Qual o papel do cidadão comum em uma democracia? O que justifica uma grande meio de comunicação substituir os termos “assaltantes” ou “ladrões” por “vulneráveis”? Como é possível um professor universitário afirmar que é a favor do assalto?

Há muito tempo, Ricardo Dip e Volney Moraes Jr, ex-desembargadores do Tribunal de Justiça de São Paulo, denunciavam a ambiguidade com que alguns intelectuais brasileiros definiam o papel do povo brasileiro no espaço da cidadania.

Eles perceberam que esses intelectuais costumavam ter grande consideração com a vontade do povo brasileiro apenas quando essa vontade coincidia com o que eles pensavam. Caso contrário, esse mesmo povo deixava de ocupar posto respeitável no espaço do processo democrático para se tornar um populacho de vingadores, bando de “paranoicos” sedentos de sangue, um aglomerado de ignorantes que não possuem capacidade de exercer qualquer papel no tracejar de políticas criminais, por ser tema supostamente interdito ao cidadão comum e reservado apenas aos poucos iluminados da intelligentsia brasileira.

Para maioria dos brasileiros, o criminoso não é vítima, e sim, um indivíduo comum, capaz de exercer a livre escolha, incluindo a de se afundar na delinquência selvagem.

Essa ambiguidade de tratamento é evidenciada quando percebemos as frequentes notas públicas de entidades não governamentais, integradas por especialistas em segurança púbica, membros da academia e até magistrados, disparando pesados ataques contra quaisquer projetos de lei lançados no Congresso Nacional que busquem atender as aspirações coletivas da maioria esmagadora do povo brasileiro em combater o banditismo violento e o estado de impunidade que domina nosso país.

O Congresso Nacional sabe, e sabe muito bem, o que o povo pensa a respeito da segurança pública. Mais de 87% dos brasileiros defendem a redução da maioridade penal. Três em cada quatro brasileiros acreditam que a punição adequada para um estuprador seria a pena de prisão perpétua. Diante do estado de violência desenfreada em que se encontra o país, mais da metade já apoia a pena de morte, número que vem crescente assustadoramente a cada ano.

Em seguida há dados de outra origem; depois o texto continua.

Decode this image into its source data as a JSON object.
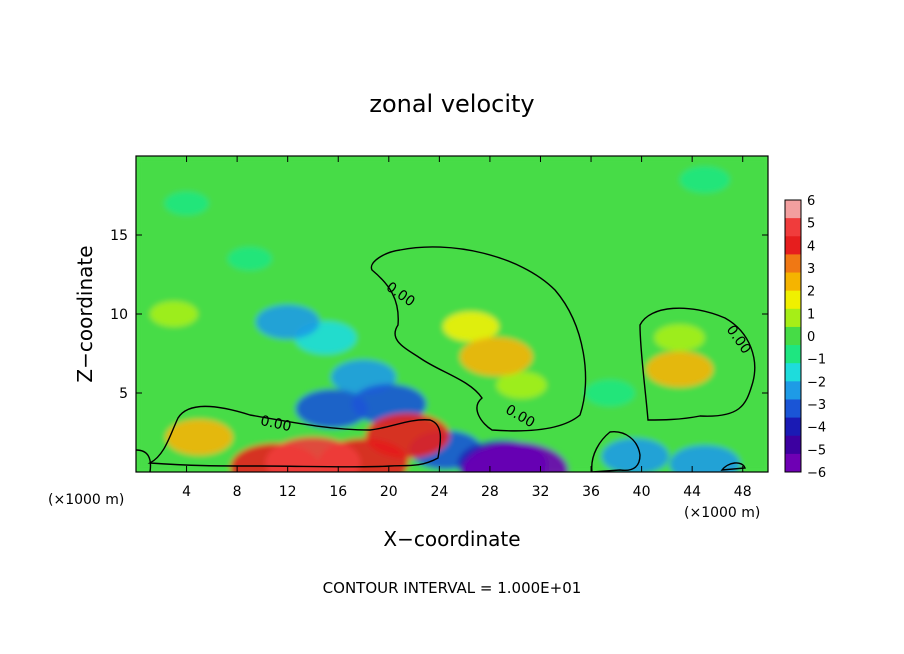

Por que, então, medidas práticas, reais, factíveis e menos drásticas, com grande potencial de redução dos índices da criminalidade violenta e forte apoio popular, como os projetos de lei que tratam da prisão em segunda instância, da exigência de exame criminológico para progressão de regime, da vedação de penas em meio aberto para criminosos dotados de periculosidade, da redução da maioridade penal ou do fim das saídas temporárias, por exemplo, não são aprovados no Congresso Nacional?

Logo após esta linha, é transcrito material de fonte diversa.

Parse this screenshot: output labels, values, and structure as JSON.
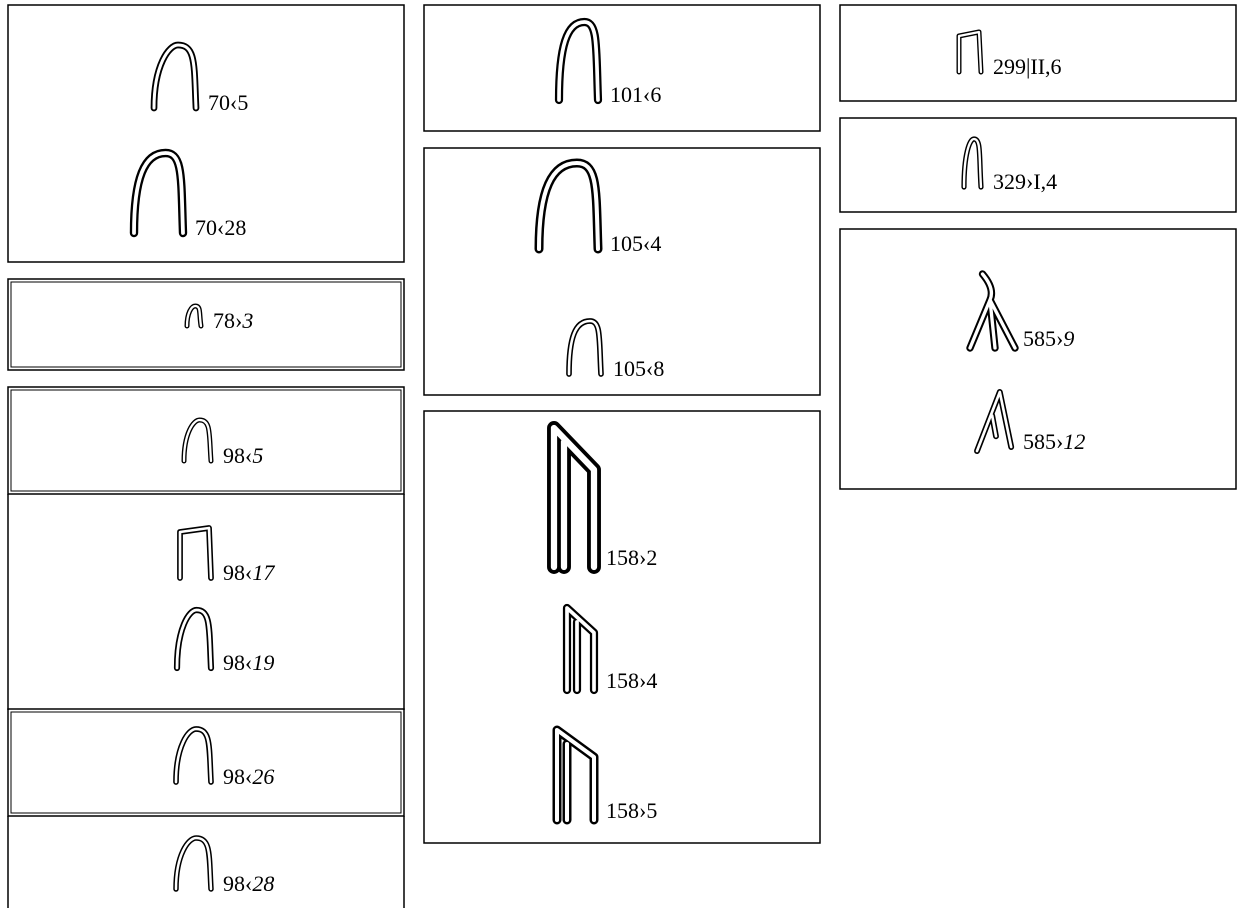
{
  "panels": [
    {
      "entries": [
        {
          "label": "70‹5"
        },
        {
          "label": "70‹28"
        }
      ]
    },
    {
      "entries": [
        {
          "label": "78›",
          "italic": "3"
        }
      ]
    },
    {
      "entries": [
        {
          "label": "98‹",
          "italic": "5"
        }
      ]
    },
    {
      "entries": [
        {
          "label": "98‹",
          "italic": "17"
        },
        {
          "label": "98‹",
          "italic": "19"
        }
      ]
    },
    {
      "entries": [
        {
          "label": "98‹",
          "italic": "26"
        }
      ]
    },
    {
      "entries": [
        {
          "label": "98‹",
          "italic": "28"
        }
      ]
    },
    {
      "entries": [
        {
          "label": "101‹6"
        }
      ]
    },
    {
      "entries": [
        {
          "label": "105‹4"
        },
        {
          "label": "105‹8"
        }
      ]
    },
    {
      "entries": [
        {
          "label": "158›2"
        },
        {
          "label": "158›4"
        },
        {
          "label": "158›5"
        }
      ]
    },
    {
      "entries": [
        {
          "label": "299|II,6"
        }
      ]
    },
    {
      "entries": [
        {
          "label": "329›I,4"
        }
      ]
    },
    {
      "entries": [
        {
          "label": "585›",
          "italic": "9"
        },
        {
          "label": "585›",
          "italic": "12"
        }
      ]
    }
  ]
}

A resposta pode estar no chamado “lobby da insegurança pública”. O termo foi cunhado por Georges Fenech, ex-juiz de direito francês e autor de diversos estudos criminológicos, que na década de 90 identificou no Parlamento, na mídia e nas universidades de seu país, interesses ocultos de determinados grupos que buscavam incentivar motins e pequenos delitos de modo a fomentar a instabilidade social.

Esses grupos, segundo Fenech, muito ativos na intelligentsia midiática, nos meios políticos, judiciais, sindicais ou associativos, sustentavam que a sociedade francesa era a única responsável pelos crimes praticados pelos delinquentes porque ela própria gerava desigualdades sociais. Esta corrente de pensamento único, que influenciou por algum tempo as universidades francesas foi chamada por Fenech de “cultura da desculpa”, uma espécie de desresponsabilização generalizada dos criminosos, que segundo o autor, teve forte influência na França desde a década de 70 até o final do século XX.

No entanto, passados os efeitos da segunda grande guerra, notou-se que riqueza e abundância, além da expressiva melhora dos indicadores sociais obtidos após a forte recuperação econômica da Europa ao final do século XX, não vieram acompanhados da redução da criminalidade. Pelo contrário, os números foram inversamente proporcionais. Na França, os índices de crimes como estupros, roubos e homicídios cresceram exponencialmente no período, demonstrando a deficiência das teses criminológicas que apontavam a pobreza e o desemprego como principais causas do aumento da delinquência violenta, teoria que no Brasil é sustentada pela chamada “Criminologia Crítica”, “Radical”, “Marxista”, ou “Nova Criminologia”, fortemente propagada e, ao que parece, dominante nas universidades brasileiras.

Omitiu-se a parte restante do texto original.